Real stories about dating and relationships in New York City. Truth is more interesting than fiction.

It’s a Learning PROCESS

Its a Learning PROCESS i am not a role model  Dunce Cap 300x225I’ve been sitting on this story for a while because that’s what I do. I sit on stories until I’m ready to tell them. Until the right amount of time has passed and I feel ready to put it down on paper in some coherent way.

So a while ago I went out with this guy. And I liked him. A bit. But I knew, instinctively that I shouldn’t.

He was trouble.

So much so, that I knew (KNEW) that I probably shouldn’t have gone out with him in the first place.

But I did. Because he asked. And, truth is, I was genuinely interested. Even though I shouldn’t have been. That is, I should’ve* known better. There’s no need to get into details here. Let’s just say there were things I knew about him, right from that start, that should have sent me screaming (and no he wasn’t married – I don’t do THAT).

Anyway, skip to a couple of weeks later. We’d gone out a few times. And one of my good asked me about him.  So I described him.  And what came out of my mouth was a stream of negative descriptors (among them: ).  At which point my friend said, “sounds like your type.”

Ouch.

He (my friend) was right, though. FWIW, I hadn’t meant to describe the guy so negatively. Those were just the things that came to mind. And there were a few nice things thrown in there, too.

I saw the situation for what it was, a disaster waiting to happen.

Another WRONG guy.

But for some dumbass reason I went out with him anyway.

Which is, I guess, progress. Years ago, I would’ve dated him for months, been miserable and not known why. Now I know why. And I knew enough to not continue to date him.

Learning is a process. Maybe there’ll be a time, sometime soon, when I won’t find these guys attractive. When they’ll hit on me and I’ll walk away, without looking back.

Maybe.  I hope.

*Please don’t give me a lot of crap about shoulding myself to death. Randomly, I’ve been told twice in the last few weeks (first time by a well known astrologer and the time second by a palm reader) that I’m too hard on myself. I’m working on it. And eating better, and sleeping more (some) and getting back into yoga…


Tags: , ,

7 to “It’s a Learning PROCESS”


  1. NikkiB says:

    It IS a learning process. Period. And it’s really difficult to change ingrained behaviors – including giving excuses to people that don’t deserve it so you don’t have to do the walking (which is hard to do all by itself when there’s no “major” reason to – know what I mean?). I think it’s like anything else – first step is self-awareness. From there, you work on it.

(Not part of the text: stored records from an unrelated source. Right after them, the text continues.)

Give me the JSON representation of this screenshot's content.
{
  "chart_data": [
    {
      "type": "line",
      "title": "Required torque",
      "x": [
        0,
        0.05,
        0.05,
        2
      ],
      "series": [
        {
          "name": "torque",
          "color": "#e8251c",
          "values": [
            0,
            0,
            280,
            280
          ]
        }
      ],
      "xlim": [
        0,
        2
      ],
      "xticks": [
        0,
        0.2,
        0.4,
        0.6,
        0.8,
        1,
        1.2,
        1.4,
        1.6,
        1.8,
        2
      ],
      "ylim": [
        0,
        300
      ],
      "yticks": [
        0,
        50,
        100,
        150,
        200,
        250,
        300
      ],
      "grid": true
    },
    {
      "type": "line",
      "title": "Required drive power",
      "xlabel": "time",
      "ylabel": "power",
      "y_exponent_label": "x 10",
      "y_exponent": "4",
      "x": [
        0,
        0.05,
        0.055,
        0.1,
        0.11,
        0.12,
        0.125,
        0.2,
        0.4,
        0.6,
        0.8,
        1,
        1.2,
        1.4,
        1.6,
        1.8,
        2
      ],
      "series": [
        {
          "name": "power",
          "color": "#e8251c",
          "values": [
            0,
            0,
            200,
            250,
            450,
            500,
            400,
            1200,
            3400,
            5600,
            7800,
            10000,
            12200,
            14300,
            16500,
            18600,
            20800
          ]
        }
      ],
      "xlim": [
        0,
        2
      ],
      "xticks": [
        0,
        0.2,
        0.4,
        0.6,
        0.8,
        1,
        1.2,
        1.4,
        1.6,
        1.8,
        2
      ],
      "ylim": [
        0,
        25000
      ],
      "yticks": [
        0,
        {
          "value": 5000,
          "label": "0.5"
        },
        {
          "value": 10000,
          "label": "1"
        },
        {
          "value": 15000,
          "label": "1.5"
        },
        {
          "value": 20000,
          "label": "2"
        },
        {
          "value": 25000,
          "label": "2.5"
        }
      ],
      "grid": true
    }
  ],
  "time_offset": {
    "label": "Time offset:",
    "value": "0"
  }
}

    I also think we beat ourselves up a lot – wasting energy making ourselves feel like shit without actually changing anything. That’s not a veiled insult: I mean it. When we are hard on ourselves, it weakens our resolve. Hey, how many studies show that animals, pets, children, etc respond better to positive reinforcement than negative?

    PS YAY for YOGA!! :D

    • Simone Grant says:

      I’m still picking apart the whole “hard on myself’ thing. It’s clearly a big part of who I am. But also an unhealthy part of who I am. How I pick that apart, I’m not entirely sure. Or even, if I should.

      What’s that saying about an unexamined life…

  2. Lara says:

    Yay for getting back into yoga!!!!! :)

    • Simone Grant says:

      Yes. I’ve spoken with several people about one-on-one lessons to ease me back into it (I had a major injury and lots of pt). But nothing has worked out. I’m just going to have to bite the bullet and sign up for classes again.

  3. GT says:

    Is it really learning a lesson if the true reason you didn’t continue seeing him was because he wasn’t interested and didn’t pursue anything with you?

    • Simone Grant says:

      Interesting question. I’m assuming you asked because you think a) you know what happened and b) you think you know the answer.

      I doubt that either is true.

      “Is it really learning a lesson if the true reason you didn’t continue seeing him was because he wasn’t interested and didn’t pursue anything with you?” Yes. A different lesson than if I realized it and pulled the plug, but a lesson nonetheless. That’s the beauty of this world, there are lessons all around. All it takes is eyes and ears and an open mind.

  4. Yvie says:

    I’ve been in this situation many times as well, but I have also noticed that these relationships (situations, whatever) don’t last nearly as long as they used to. Granted, this means that I’ve gone through more men in the past year than I have in the 2 whole years before that, but I guess that’s what it takes to ‘date smart’.

    Good job knowing when to call it quits!